By inflating the contract for the lottery’s central monitoring and control system on ticket sales, lottery officials created a “materially flawed evaluation” of the three competing bids, IGT says in an official protest letter to the state, a copy of which was obtained by The Associated Press.

IGT says it wasn’t told why unlawful internet gambling was included until after the lottery announced its decision to renew its contract with Scientific Games International Inc. of Las Vegas.

IGT said that lottery officials later explained that they included internet gambling “simply to avoid future review and approvals by the BPW” if and when lawmakers approve the expansion. That’s the state Board of Public Works, comprised of Republican Gov. Larry Hogan and two Democrats, Comptroller Peter Franchot and Treasurer Nancy Kopp, which must approve all contracts over $200,000 by state law.

Lottery officials told IGT that having to get such an approval could bring lottery operations “a screeching halt,” the company’s protest letter says.

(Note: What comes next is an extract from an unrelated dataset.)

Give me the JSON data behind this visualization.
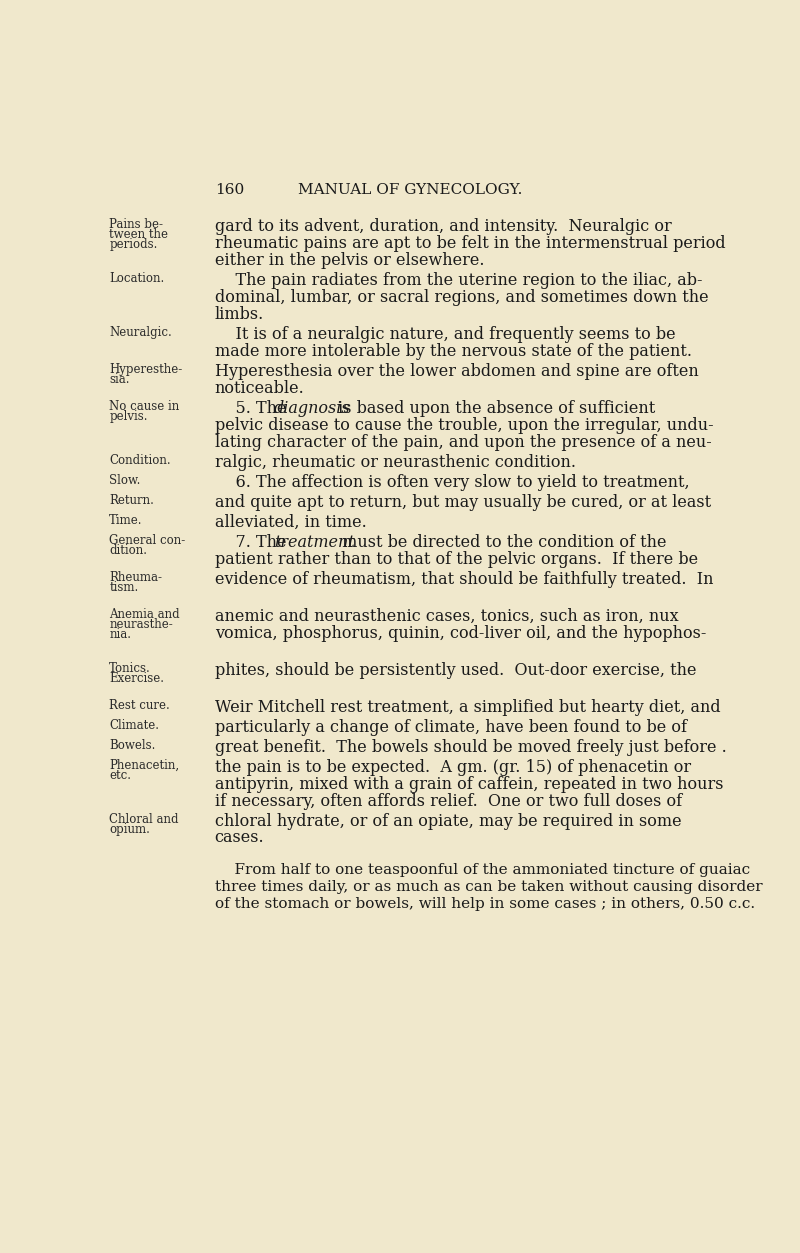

Lottery spokeswoman Carole Gentry said the agency is barred by state law from commenting publicly until the contract is officially awarded.

Doug Mayer, a spokesman for the governor, noted that the contract still needs board approval to move forward.

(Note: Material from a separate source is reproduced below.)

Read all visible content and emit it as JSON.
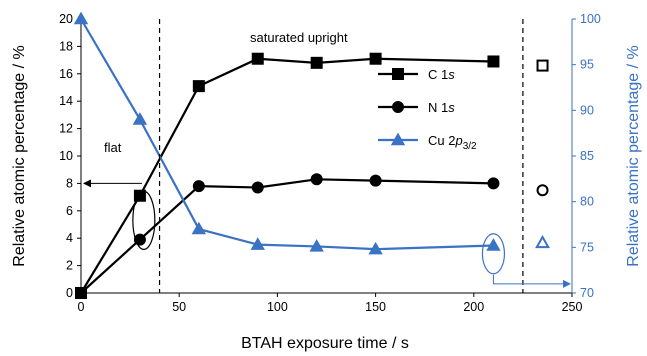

“Governor Hogan has a long and well-documented record of fighting for responsible budgeting and restraint in state spending — especially in regards to procurement issues,” Mayer said. “His position will never change.”

The lottery’s procurement officer, Robert Howells, informed IGT in an Aug. 17 letter that Scientific Games had been selected for recommendation for the upcoming contract.

“The technical merit of the first-ranked technical offeror was considered to outweigh its higher price, and was therefore determined to be the most advantageous offer to the state,” Howells wrote, without elaborating.

IGT points out that Scientific Games’ bid was about $25 million higher than its own, despite the fact that incumbent contractors are typically able to propose lower prices than competitors, because they already have staff and infrastructure in place. Angela Wiczek, a spokeswoman for IGT, said that without the internet component, its own bid would have been even lower, about $30 million under the winner.

Scientific Games’ senior vice president of Global Lottery Systems, Patrick McHugh, said it not only earned the highest technical score in Maryland’s procurement process; it also got the highest technical marks in eight of the last 10 U.S. lottery system procurements in which the company participated.

“Our high score reflects Scientific Games’ investment in new products and services designed to continue the lottery’s sales and profitability momentum for the beneficiaries of the state of Maryland,” McHugh said in a statement.

McHugh noted that fiscal year 2016 ticket sales generated an all-time record of $1.9 billion in sales in Maryland and $570 million for its good cause beneficiaries, including public education and other state services.